Le problème est sérieux: selon un sondage récent de l'institut officiel VTSIOM, 83% des Russes ne montrent aucun intérêt pour le football.
"Malheureusement, c'est un fait. Nos concitoyens ne se rendent pas dans les stades et ne regardent même pas le football à la télévision", a reconnu récemment le ministre des Sports et président de la Fédération russe de football, Vitali Moutko.
Une grande partie du problème vient des infrastructures. Les stades russes datent souvent de l'époque soviétique, et seuls les fans les plus acharnés acceptent d'assister à des matches dans des enceintes ouvertes aux quatre vents et aux tribunes souvent non couvertes.
"Cette saison, l'affluence moyenne des matches de Premier League avant la trêve hivernale était d'environ 11.000 spectateurs", a annoncé Sergueï Priadkine, le président de la Première ligue de football de Russie (RFPL), sur le site internet de l'organisation. Un chiffre qui stagne depuis 20 ans, proche de l'affluence moyenne des premières divisions belge ou suisse.
Une majeure partie du financement du Mondial-2018, dont le budget est de 631,5 milliards de roubles (7,4 milliards d'euros au taux actuel), sera consacré à la construction ou à la rénovation des stades.
"Nous pensons que l'affluence moyenne pourrait doubler une fois que les nouveaux stades auront ouvert", assure Sergueï Priadkine, semblant oublier que près de la moitié des stades prévus pour la Coupe du monde n'accueillent pas d'équipe de première division.
- Hooligans et racisme -
Mais tandis que les autorités russes espèrent que la modernisation des stades aura pour effet d'augmenter l'affluence, certains supporters estiment que c'est d'un changement de culture dont leur sport a besoin.
"Je ne veux pas regarder des matches dans un enclos fermé, entouré d'abrutis agressifs", résume Evguéni Dimitriev, 23 ans et supporter de longue date du Spartak Moscou.

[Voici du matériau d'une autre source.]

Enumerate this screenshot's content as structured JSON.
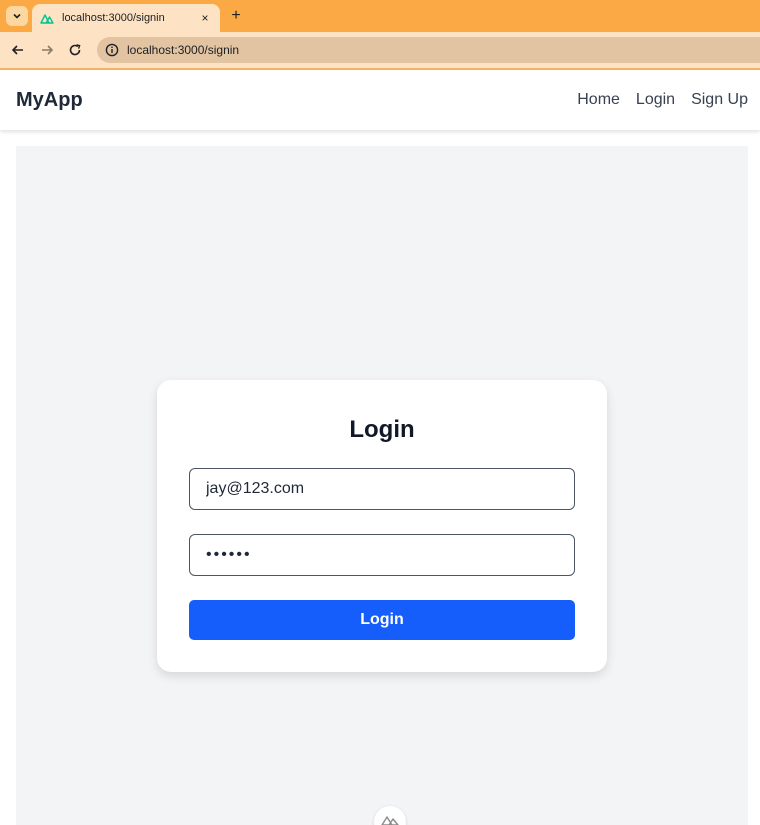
{
  "browser": {
    "tab_title": "localhost:3000/signin",
    "tab_close": "×",
    "new_tab": "+",
    "url": "localhost:3000/signin"
  },
  "app": {
    "brand": "MyApp",
    "nav": [
      {
        "label": "Home"
      },
      {
        "label": "Login"
      },
      {
        "label": "Sign Up"
      }
    ]
  },
  "login_form": {
    "title": "Login",
    "email_value": "jay@123.com",
    "password_value": "123456",
    "submit_label": "Login"
  },
  "colors": {
    "tabbar": "#fba944",
    "primary_button": "#155efc",
    "page_background": "#f3f4f6"
  }
}
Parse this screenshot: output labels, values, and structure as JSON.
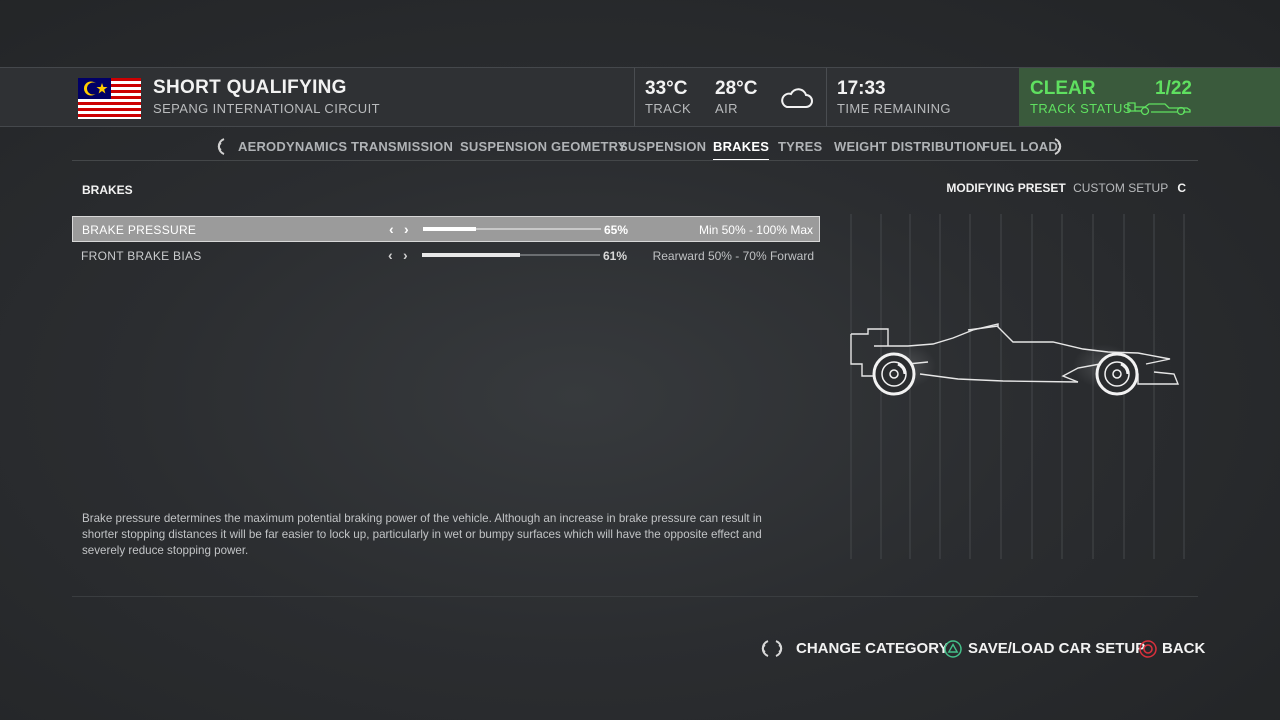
{
  "header": {
    "session_title": "SHORT QUALIFYING",
    "circuit": "SEPANG INTERNATIONAL CIRCUIT",
    "track_temp": "33°C",
    "track_label": "TRACK",
    "air_temp": "28°C",
    "air_label": "AIR",
    "weather_icon": "cloud-icon",
    "time_remaining": "17:33",
    "time_label": "TIME REMAINING",
    "status": "CLEAR",
    "lap": "1/22",
    "status_label": "TRACK STATUS",
    "status_color": "#5fe060"
  },
  "tabs": {
    "items": [
      {
        "label": "AERODYNAMICS"
      },
      {
        "label": "TRANSMISSION"
      },
      {
        "label": "SUSPENSION GEOMETRY"
      },
      {
        "label": "SUSPENSION"
      },
      {
        "label": "BRAKES"
      },
      {
        "label": "TYRES"
      },
      {
        "label": "WEIGHT DISTRIBUTION"
      },
      {
        "label": "FUEL LOAD"
      }
    ],
    "active": "BRAKES"
  },
  "panel": {
    "section_title": "BRAKES",
    "preset_key": "MODIFYING PRESET",
    "preset_value": "CUSTOM SETUP",
    "preset_letter": "C",
    "settings": [
      {
        "label": "BRAKE PRESSURE",
        "value": "65%",
        "fill": 0.3,
        "range": "Min 50% - 100% Max"
      },
      {
        "label": "FRONT BRAKE BIAS",
        "value": "61%",
        "fill": 0.55,
        "range": "Rearward 50% - 70% Forward"
      }
    ],
    "description": "Brake pressure determines the maximum potential braking power of the vehicle. Although an increase in brake pressure can result in shorter stopping distances it will be far easier to lock up, particularly in wet or bumpy surfaces which will have the opposite effect and severely reduce stopping power."
  },
  "footer": {
    "change_category": "CHANGE CATEGORY",
    "save_load": "SAVE/LOAD CAR SETUP",
    "back": "BACK"
  }
}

"Ils ne s'intéressent par au match, ils n'aiment pas le football. Tout ce qu'ils veulent, c'est balancer des insultes, pousser des cris de singe vers les joueurs noirs et allumer des fumigènes", insiste-t-il.
"Personne ne se comporte de la sorte lors des matches de hockey, de volley ou de basket. Il n'y a que les fans de football qui sont aussi intolérants".
Changer les comportements, et l'image du football à travers le pays, risque d'être une tâche difficile pour les autorités russes qui préfèrent souvent fermer les yeux sur les problèmes rencontrés dans le sport.
Tout en affirmant combattre le racisme à l'approche de la Coupe du monde, les responsables russes ont ainsi minimisé plusieurs incidents racistes depuis le début de la saison.
Mais c'est essentiellement sur le terrain que le football parviendra à regagner de l'intérêt aux yeux des Russes.
La campagne de qualification pour l'Euro-2016, qui se déroulera en juin en France, a été laborieuse et intervenait après une Coupe du monde 2014 qui a vu la Russie être éliminée dès le premier tour.
Sélectionneur le mieux payé du monde jusqu'à son éviction en juillet 2015, l'italien Fabio Capello a été la cible principale de la frustration des Russes.
"C'est facile de voir la relation de cause à effet: pas de résultat, pas d'intérêt", a reconnu Vitali Moutko: "L'équipe a joué un football médiocre sous Capello et le niveau d'intérêt du public est descendu".
Une lueur d'espoir est toutefois apparue depuis la nomination de Leonid Slutsky, également entraîneur du CSKA Moscou et adulé en Russie. Sa nomination a galvanisé la sélection russe, qui s'est finalement qualifiée pour l'Euro grâce à un final parfait, conclu par quatre victoires consécutives.
"Je suis sûr que nos concitoyens continueront d'aimer le football. Ils reviendront si notre équipe est performante en France", a insisté M. Moutko.